ID kits are a huge help in identifying lions, but must be made accurately and kept up to date to make things easier. When making a new ID sheet, the first thing you do is give a code name to the new lion, then mark down the area where you saw the lion and then the sex and age-class at the time of first sighting. Only when you have noted these characters, which are essential to help thin the pot when you look to identify the lions in the future, will you move to more uniquely identifying character. Here we focus on the basics: how to determine the sex and age of your lion.
Determining the sex of a lion is usually pretty straightforward. Male lions are bigger than females, already at 5 months old, and when males are around 1 year old, the mane starts to grow and makes it very easy to tell males and females apart. The lions of Zakouma though tend to have little manes, and they tend to grow more slowly, below for example is a 3-and-a-half-year-old male, in size he is a lot larger than the females, but the mane is barely visible!
For this study, we are dividing the lions in 4 age classes: cubs, juveniles, sub-adults and adults. Cubs are less than 1 year old, they are easily distinguishable by their size. When they are less than a month, the mother keeps them hidden in a bush or hole, making it very difficult to find them. As they grow older, they start following the mum around.

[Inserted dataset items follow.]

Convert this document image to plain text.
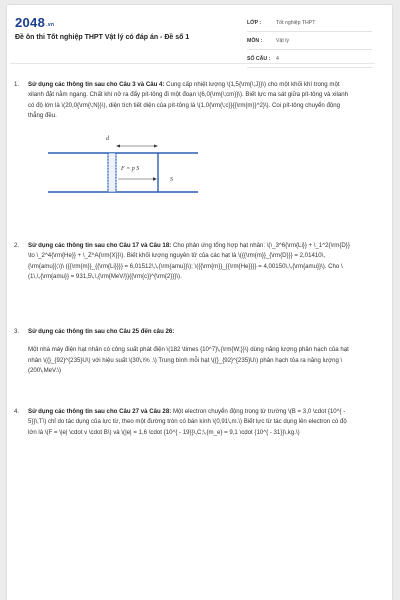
2048.vn
Đề ôn thi Tốt nghiệp THPT Vật lý có đáp án - Đề số 1
LỚP :	Tốt nghiệp THPT
MÔN :	Vật lý
SỐ CÂU :	4
1. Sử dụng các thông tin sau cho Câu 3 và Câu 4: Cung cấp nhiệt lượng \(1,5{\rm{\;J}}\) cho một khối khí trong một xilanh đặt nằm ngang. Chất khí nở ra đẩy pít-tông đi một đoạn \(6,0{\rm{\;cm}}\). Biết lực ma sát giữa pít-tông và xilanh có độ lớn là \(20,0{\rm{\;N}}\), diện tích tiết diện của pít-tông là \(1,0{\rm{\;c}}{{\rm{m}}^2}\). Coi pít-tông chuyển động thẳng đều.
d
F = p S
S
2. Sử dụng các thông tin sau cho Câu 17 và Câu 18: Cho phản ứng tổng hợp hạt nhân: \(\_3^6{\rm{Li}} + \_1^2{\rm{D}} \to \_2^4{\rm{He}} + \_Z^A{\rm{X}}\). Biết khối lượng nguyên tử của các hạt là \({{\rm{m}}_{\rm{D}}} = 2,01410\,{\rm{amu}};\)\ ({{\rm{m}}_{{\rm{Li}}}} = 6,01512\,\,{\rm{amu}}\); \({{\rm{m}}_{{\rm{He}}}} = 4,00150\,\,{\rm{amu}}\). Cho \(1\,\,{\rm{amu}} = 931,5\,\,{\rm{MeV/}}{{\rm{c}}^{\rm{2}}}\).
3. Sử dụng các thông tin sau cho Câu 25 đến câu 26:

Một nhà máy điện hạt nhân có công suất phát điện \(182 \times {10^7}\,{\rm{W;}}\) dùng năng lượng phân hạch của hạt nhân \({}_{92}^{235}U\) với hiệu suất \(30\,\% .\) Trung bình mỗi hạt \({}_{92}^{235}U\) phân hạch tỏa ra năng lượng \(200\,MeV.\)
4. Sử dụng các thông tin sau cho Câu 27 và Câu 28: Một electron chuyển động trong từ trường \(B = 3,0 \cdot {10^{ - 5}}\,T\) chỉ do tác dụng của lực từ, theo một đường tròn có bán kính \(0,91\,m.\) Biết lực từ tác dụng lên electron có độ lớn là \(F = \|e| \cdot v \cdot B\) và \(|e| = 1,6 \cdot {10^{ - 19}}\,C;\,{m_e} = 9,1 \cdot {10^{ - 31}}\,kg.\)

Juveniles are last year’s cubs, between 1 and 2 years old, they are still dependent on the mum to learn how to hunt. They are still visibly smaller than the adults, especially the females, while the males might start to reach the size of the mother. They retain spots on their legs and belly and they have an expression that reminds of cubs more than adult lions.

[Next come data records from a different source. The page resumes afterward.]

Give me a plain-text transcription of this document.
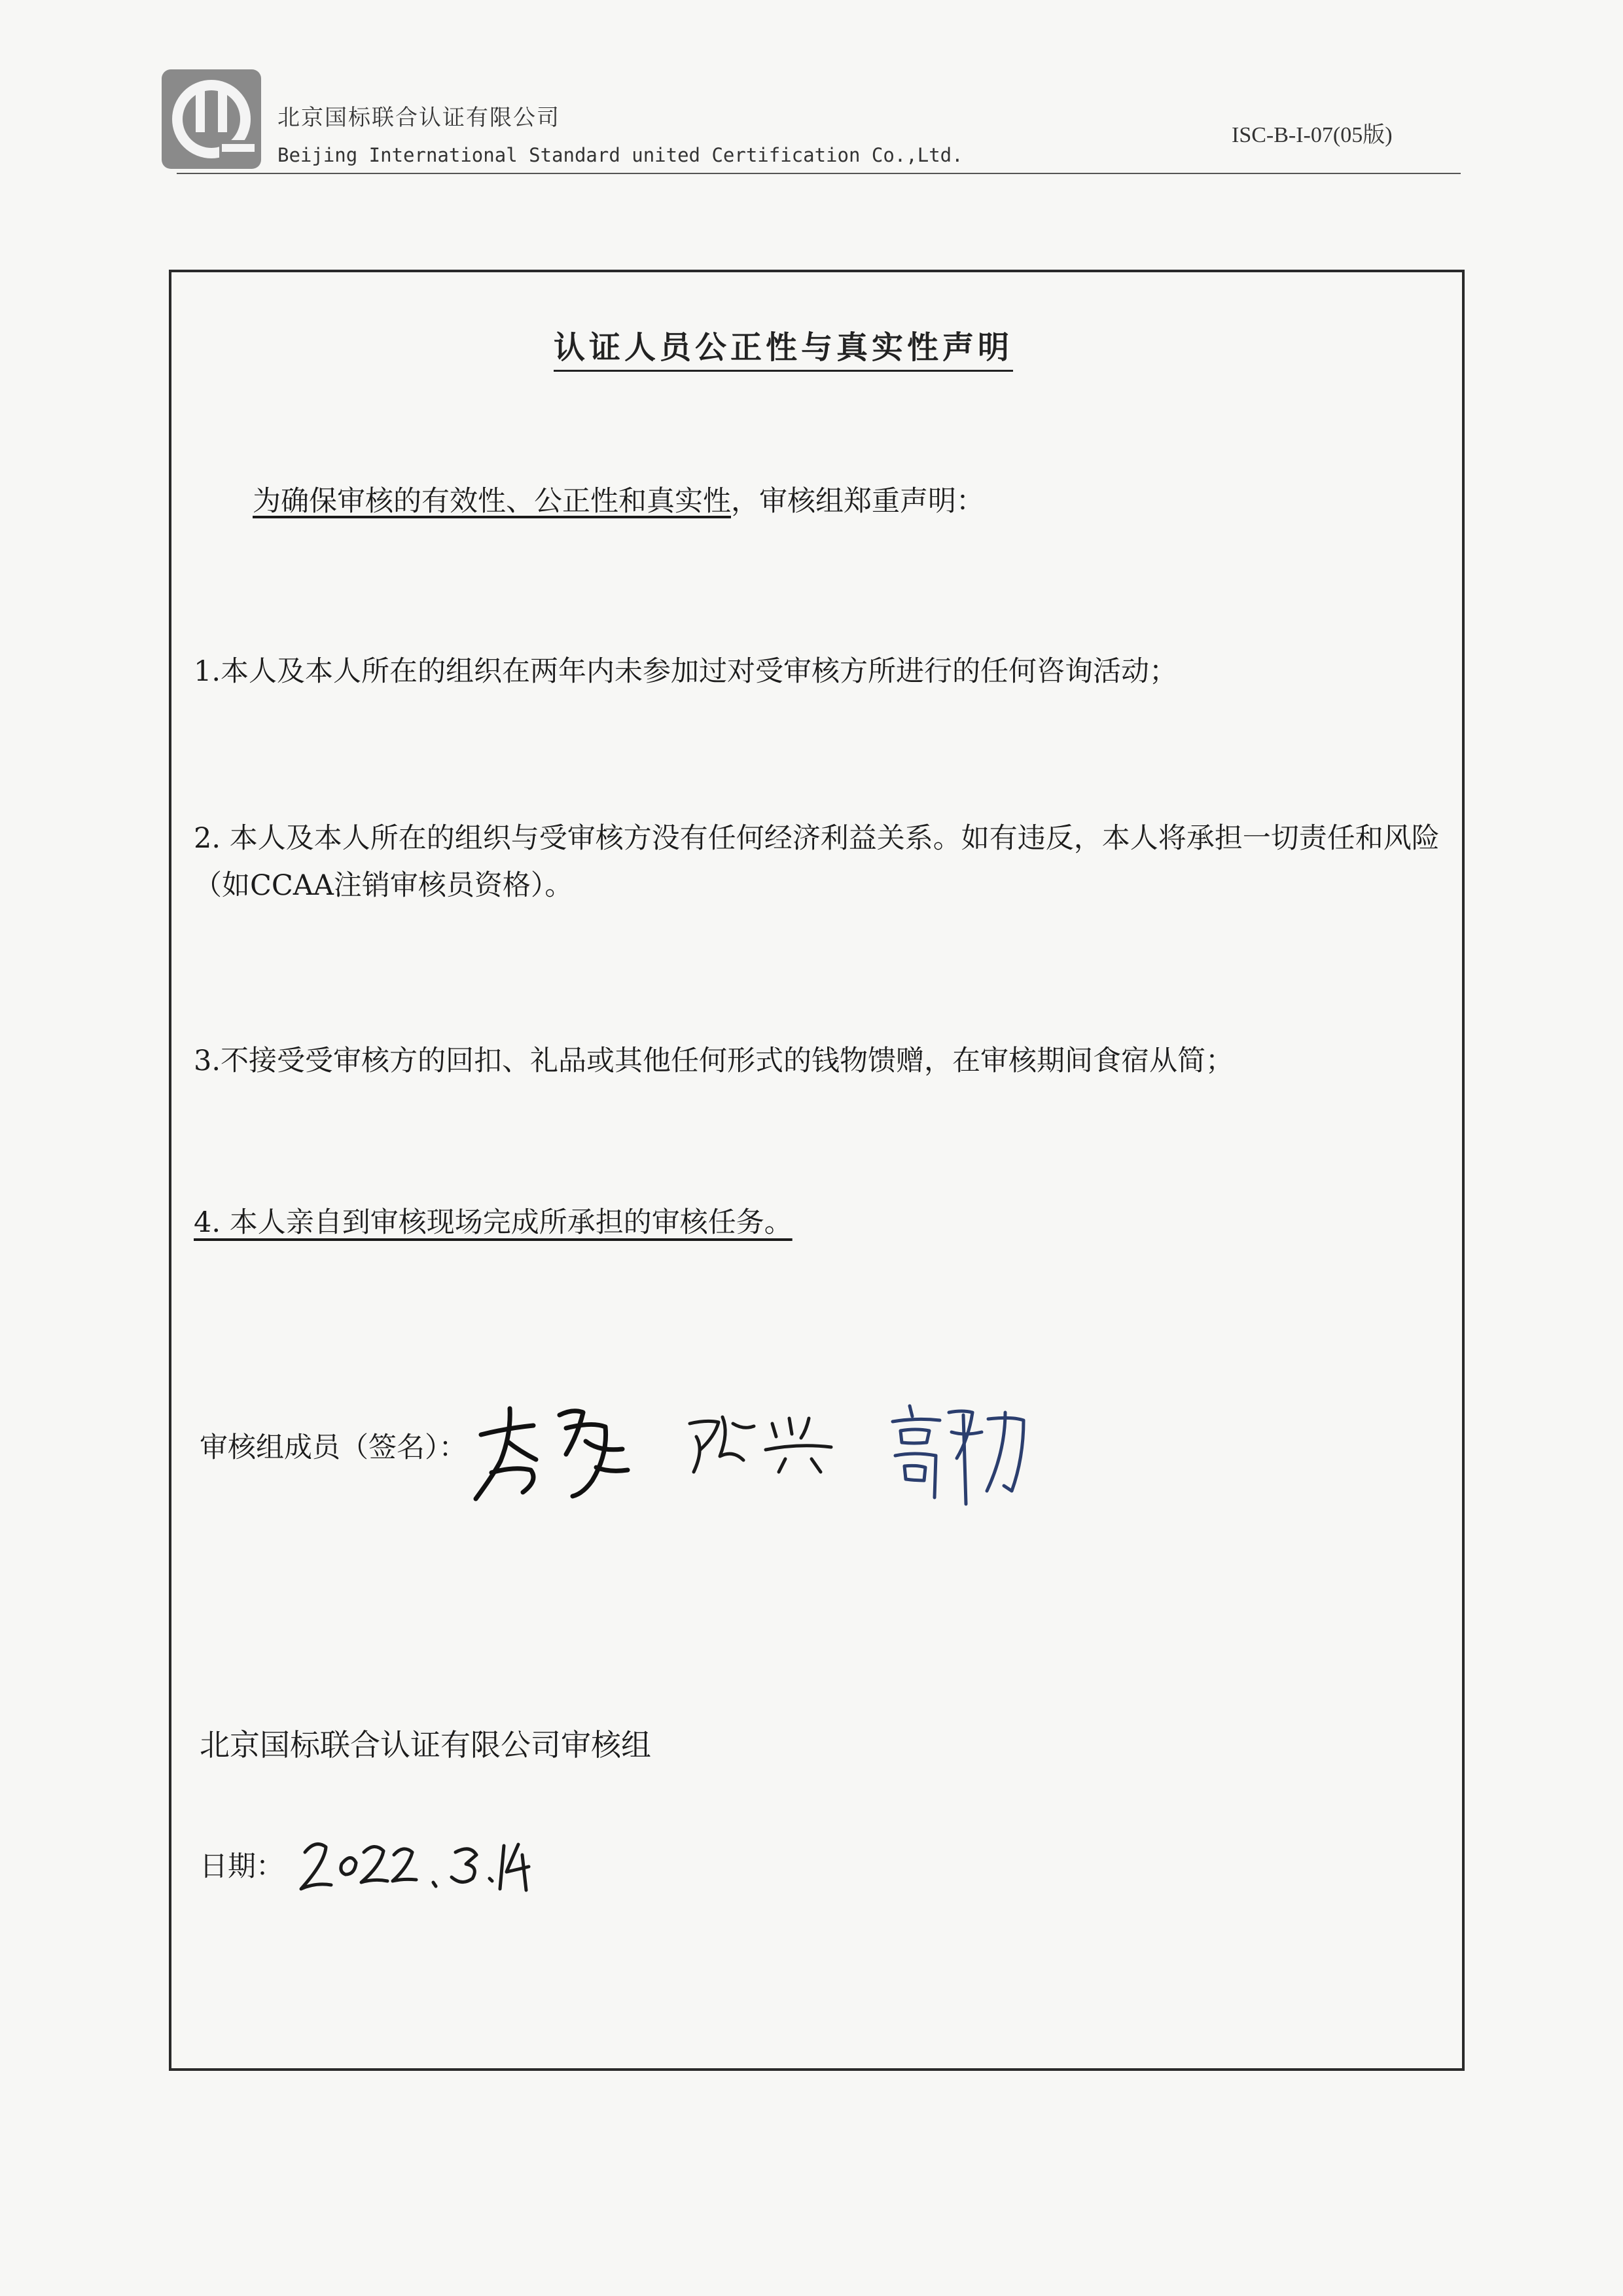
北京国标联合认证有限公司
Beijing International Standard united Certification Co.,Ltd.
ISC-B-I-07(05版)
认证人员公正性与真实性声明
为确保审核的有效性、公正性和真实性，审核组郑重声明：
1.本人及本人所在的组织在两年内未参加过对受审核方所进行的任何咨询活动；
2. 本人及本人所在的组织与受审核方没有任何经济利益关系。如有违反，本人将承担一切责任和风险（如CCAA注销审核员资格）。
3.不接受受审核方的回扣、礼品或其他任何形式的钱物馈赠，在审核期间食宿从简；
4. 本人亲自到审核现场完成所承担的审核任务。
审核组成员（签名）：
北京国标联合认证有限公司审核组
日期：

Sub-adults are reaching the age of maturity and independence. Between 2 and 4 years old they are as big as adults, although they still have less bulk, some spots are still evident on their legs, their nose is pink and males have small manes. At this age they are independent, males are often chased away from their natal pride and sometimes from their natal territory, they sometimes form coalitions with their male siblings and cousins. Females remain in their natal territory, but don’t necessarily spend their time with the mother, at this age they can start mating and having cubs.
Adults, at more than 4 years of age are fully mature and independent. It’s hard to identify the boundary between adult and sub-adult from physical appearance, but as lions age, they lose the spots on the legs, they gain bulk, the nose starts to show black spots and will become fully black with old age. The mane in the males grows longer and thicker and also darkens with age, although the males in Zakouma never reach the full and thick manes of the south and eastern lions. Signs of life and fights also appear, such as thorn ears, broken teeth and scars on the face and body.